Pembroke College is a constituent college of the University of Cambridge, England.

The college has over six hundred students and fellows, and is the third-oldest college of the university. Physically, it is one of the university's larger colleges, with buildings from almost every century since its founding, as well as extensive and immaculately maintained gardens. The college is a financially well-to-do institution, and has a level of academic performance among the highest of all the Cambridge colleges. Not only is Pembroke College home to the first chapel designed by Sir Christopher Wren, but it is also one of the Cambridge colleges to have educated a British prime minister, William Pitt the Younger. The college library, one of the finest in the university, with a Victorian neo-gothic clock tower, is endowed with an original copy of the first encyclopaedia to contain printed diagrams.
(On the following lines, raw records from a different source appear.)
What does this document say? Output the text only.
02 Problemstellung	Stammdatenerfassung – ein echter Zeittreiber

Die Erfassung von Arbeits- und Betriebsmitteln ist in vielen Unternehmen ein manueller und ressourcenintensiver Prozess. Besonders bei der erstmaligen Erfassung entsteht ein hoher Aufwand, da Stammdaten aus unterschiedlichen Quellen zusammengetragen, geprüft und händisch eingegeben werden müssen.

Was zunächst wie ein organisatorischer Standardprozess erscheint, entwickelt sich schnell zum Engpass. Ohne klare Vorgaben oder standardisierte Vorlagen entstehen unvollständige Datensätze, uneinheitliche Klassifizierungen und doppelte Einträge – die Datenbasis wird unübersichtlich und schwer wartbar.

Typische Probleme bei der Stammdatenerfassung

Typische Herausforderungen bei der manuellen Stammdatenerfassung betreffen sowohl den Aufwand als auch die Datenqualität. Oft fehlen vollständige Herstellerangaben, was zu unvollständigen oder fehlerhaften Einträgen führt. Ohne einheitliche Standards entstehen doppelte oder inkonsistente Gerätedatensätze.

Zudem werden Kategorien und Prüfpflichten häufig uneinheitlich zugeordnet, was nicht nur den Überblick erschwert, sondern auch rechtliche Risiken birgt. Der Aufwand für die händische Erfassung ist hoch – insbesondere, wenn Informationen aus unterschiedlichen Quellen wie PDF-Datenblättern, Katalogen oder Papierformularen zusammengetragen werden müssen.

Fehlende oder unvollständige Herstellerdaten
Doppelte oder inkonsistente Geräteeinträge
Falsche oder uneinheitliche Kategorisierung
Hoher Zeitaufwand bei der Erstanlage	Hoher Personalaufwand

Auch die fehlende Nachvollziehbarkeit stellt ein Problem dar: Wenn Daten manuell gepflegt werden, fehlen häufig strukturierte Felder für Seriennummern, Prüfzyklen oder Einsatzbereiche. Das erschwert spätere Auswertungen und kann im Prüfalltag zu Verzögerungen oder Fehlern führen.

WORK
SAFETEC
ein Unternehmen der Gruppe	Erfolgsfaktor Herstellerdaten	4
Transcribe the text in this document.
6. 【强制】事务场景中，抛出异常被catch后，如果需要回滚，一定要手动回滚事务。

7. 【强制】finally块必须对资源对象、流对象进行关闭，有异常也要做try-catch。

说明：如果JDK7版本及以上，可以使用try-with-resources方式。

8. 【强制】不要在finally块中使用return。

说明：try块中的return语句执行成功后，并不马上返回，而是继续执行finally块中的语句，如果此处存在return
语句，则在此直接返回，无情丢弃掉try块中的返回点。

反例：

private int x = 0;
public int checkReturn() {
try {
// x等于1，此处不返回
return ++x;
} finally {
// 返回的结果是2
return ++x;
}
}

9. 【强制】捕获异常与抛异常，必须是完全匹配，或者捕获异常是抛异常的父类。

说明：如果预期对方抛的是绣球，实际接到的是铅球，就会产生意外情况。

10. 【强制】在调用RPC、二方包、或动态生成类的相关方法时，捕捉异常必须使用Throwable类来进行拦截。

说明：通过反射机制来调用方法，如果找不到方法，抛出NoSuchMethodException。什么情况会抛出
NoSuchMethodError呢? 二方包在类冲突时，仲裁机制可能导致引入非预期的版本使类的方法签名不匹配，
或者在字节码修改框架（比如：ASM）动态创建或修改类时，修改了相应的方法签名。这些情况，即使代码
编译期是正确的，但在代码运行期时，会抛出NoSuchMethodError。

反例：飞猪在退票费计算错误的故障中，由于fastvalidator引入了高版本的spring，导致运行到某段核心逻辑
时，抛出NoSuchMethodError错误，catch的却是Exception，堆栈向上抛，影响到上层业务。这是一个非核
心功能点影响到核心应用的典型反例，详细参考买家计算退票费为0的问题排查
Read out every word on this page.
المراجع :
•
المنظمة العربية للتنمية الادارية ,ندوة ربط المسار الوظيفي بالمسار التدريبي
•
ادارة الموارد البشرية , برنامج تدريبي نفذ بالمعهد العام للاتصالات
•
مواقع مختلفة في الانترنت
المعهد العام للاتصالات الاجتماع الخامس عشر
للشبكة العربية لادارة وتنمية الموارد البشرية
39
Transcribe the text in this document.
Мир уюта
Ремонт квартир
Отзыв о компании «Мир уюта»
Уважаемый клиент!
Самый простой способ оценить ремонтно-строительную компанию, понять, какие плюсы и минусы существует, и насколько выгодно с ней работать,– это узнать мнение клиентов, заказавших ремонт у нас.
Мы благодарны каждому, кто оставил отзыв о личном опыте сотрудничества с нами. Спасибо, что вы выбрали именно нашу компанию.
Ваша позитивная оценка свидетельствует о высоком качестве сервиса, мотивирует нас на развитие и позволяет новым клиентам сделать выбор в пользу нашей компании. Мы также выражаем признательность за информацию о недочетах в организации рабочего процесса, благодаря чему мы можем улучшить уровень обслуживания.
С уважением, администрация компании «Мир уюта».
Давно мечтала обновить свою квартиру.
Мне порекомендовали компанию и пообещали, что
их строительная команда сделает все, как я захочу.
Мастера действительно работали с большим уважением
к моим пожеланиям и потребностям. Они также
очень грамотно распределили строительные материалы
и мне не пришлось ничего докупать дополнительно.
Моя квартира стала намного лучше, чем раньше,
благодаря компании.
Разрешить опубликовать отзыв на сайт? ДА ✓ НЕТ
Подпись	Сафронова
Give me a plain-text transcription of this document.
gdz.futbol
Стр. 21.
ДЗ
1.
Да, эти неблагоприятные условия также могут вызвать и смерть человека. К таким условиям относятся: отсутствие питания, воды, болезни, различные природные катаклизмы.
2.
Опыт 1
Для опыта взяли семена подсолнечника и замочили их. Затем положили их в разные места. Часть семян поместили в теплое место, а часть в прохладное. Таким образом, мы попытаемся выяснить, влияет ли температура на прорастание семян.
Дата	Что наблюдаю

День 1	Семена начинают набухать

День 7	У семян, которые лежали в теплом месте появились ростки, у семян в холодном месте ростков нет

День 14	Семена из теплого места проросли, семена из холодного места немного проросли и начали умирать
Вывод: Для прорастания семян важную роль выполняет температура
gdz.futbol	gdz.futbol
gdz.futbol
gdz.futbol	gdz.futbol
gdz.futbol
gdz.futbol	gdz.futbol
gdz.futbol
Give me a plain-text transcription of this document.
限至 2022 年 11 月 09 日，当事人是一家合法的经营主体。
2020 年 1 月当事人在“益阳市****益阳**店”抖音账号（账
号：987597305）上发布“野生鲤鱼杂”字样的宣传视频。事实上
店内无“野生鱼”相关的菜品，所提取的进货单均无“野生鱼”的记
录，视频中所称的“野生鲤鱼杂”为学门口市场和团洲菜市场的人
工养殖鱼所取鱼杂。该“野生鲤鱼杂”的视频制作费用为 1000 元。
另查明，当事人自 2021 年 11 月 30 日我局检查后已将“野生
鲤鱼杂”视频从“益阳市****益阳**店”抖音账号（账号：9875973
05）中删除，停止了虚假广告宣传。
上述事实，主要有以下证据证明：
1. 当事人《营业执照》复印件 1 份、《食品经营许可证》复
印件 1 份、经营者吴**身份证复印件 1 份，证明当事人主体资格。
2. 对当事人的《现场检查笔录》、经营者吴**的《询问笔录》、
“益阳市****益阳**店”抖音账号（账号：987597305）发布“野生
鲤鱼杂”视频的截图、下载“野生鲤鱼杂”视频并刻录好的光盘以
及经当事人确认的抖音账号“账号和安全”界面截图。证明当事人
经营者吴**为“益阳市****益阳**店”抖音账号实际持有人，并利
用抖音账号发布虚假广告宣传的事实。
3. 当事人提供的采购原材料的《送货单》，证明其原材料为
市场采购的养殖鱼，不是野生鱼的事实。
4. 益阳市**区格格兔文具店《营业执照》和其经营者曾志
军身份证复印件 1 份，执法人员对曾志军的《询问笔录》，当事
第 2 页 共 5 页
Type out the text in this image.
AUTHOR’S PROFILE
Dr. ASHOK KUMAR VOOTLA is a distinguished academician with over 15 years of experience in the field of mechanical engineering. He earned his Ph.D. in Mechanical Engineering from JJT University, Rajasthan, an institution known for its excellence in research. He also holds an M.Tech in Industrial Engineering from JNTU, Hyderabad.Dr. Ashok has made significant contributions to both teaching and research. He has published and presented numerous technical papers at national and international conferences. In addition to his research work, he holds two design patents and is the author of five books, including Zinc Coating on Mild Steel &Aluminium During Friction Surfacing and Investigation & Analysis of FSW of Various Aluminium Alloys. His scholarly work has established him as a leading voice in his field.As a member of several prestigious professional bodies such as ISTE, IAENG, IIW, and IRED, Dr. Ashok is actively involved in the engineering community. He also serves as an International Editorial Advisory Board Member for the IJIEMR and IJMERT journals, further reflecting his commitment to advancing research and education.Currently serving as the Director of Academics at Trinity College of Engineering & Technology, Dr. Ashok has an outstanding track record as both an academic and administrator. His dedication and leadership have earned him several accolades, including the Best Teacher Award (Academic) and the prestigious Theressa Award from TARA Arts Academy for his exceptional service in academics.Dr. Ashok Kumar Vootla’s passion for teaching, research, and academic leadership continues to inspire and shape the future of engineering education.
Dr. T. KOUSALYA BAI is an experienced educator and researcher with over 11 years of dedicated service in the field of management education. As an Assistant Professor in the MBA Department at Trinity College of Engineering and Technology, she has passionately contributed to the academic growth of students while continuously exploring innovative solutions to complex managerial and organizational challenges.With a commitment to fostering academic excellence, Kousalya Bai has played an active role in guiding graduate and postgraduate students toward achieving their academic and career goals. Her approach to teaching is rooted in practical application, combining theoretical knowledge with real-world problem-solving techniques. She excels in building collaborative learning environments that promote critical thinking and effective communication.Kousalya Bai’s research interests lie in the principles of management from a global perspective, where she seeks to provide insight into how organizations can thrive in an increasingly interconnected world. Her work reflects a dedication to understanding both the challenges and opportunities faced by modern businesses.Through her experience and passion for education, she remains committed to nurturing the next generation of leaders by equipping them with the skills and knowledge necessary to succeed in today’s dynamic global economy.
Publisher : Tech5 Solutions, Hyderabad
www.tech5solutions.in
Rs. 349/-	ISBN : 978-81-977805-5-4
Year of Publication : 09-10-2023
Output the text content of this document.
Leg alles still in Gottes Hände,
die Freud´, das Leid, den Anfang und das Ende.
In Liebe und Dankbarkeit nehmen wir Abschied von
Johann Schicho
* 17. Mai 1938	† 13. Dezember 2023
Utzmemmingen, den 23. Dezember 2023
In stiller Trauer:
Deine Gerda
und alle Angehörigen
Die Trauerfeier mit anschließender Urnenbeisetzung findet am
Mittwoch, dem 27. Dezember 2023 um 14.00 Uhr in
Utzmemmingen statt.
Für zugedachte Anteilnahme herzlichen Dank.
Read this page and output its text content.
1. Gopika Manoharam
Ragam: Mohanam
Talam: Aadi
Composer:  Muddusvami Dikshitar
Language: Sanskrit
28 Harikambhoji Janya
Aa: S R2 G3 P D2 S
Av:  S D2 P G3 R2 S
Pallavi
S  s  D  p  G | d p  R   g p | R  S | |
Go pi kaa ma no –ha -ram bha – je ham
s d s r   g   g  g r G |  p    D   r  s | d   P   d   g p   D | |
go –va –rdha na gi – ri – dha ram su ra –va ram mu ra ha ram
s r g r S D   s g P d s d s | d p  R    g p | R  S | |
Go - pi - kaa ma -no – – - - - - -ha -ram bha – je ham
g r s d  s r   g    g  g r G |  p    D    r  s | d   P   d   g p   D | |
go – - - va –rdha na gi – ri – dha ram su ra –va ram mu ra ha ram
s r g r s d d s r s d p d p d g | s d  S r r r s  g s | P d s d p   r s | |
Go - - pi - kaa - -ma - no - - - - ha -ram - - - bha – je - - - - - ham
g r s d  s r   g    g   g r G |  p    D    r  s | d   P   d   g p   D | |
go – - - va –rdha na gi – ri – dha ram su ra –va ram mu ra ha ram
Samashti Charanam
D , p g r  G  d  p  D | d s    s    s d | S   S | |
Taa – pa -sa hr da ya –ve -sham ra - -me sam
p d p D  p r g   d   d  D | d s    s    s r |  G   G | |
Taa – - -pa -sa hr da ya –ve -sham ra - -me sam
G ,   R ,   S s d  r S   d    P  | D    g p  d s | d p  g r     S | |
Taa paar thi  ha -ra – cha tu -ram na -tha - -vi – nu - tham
The college's current master, Sir Richard Dearlove, was previously the head of the United Kingdom's Secret Intelligence Service.



On Christmas Eve 1347, Edward III granted Marie de St Pol, widow of the Earl of Pembroke, the licence for the foundation of a new educational establishment in the young university at Cambridge. The Hall of Valence Mary, as it was originally known, was thus founded to house a body of students and fellows.

The statutes were notable in that they both gave preference to students born in France who had already studied elsewhere in England, and that they required students to report fellow students if they indulged in excessive drinking or visited disreputable houses.

The college was later renamed Pembroke Hall, and finally became Pembroke College in 1856.


The first buildings comprised a single court (now called Old Court) containing all the component parts of a college — chapel, hall, kitchen and buttery, master's lodgings, students' rooms — and the statutes provided for a manciple, a cook, a barber and a laundress. Both the founding of the college and the building of the city's first college Chapel (1355) required the grant of a papal bull.

The original court was the university's smallest at only 95 feet by 55 feet, but was enlarged to its current size in the nineteenth century by demolishing the south range.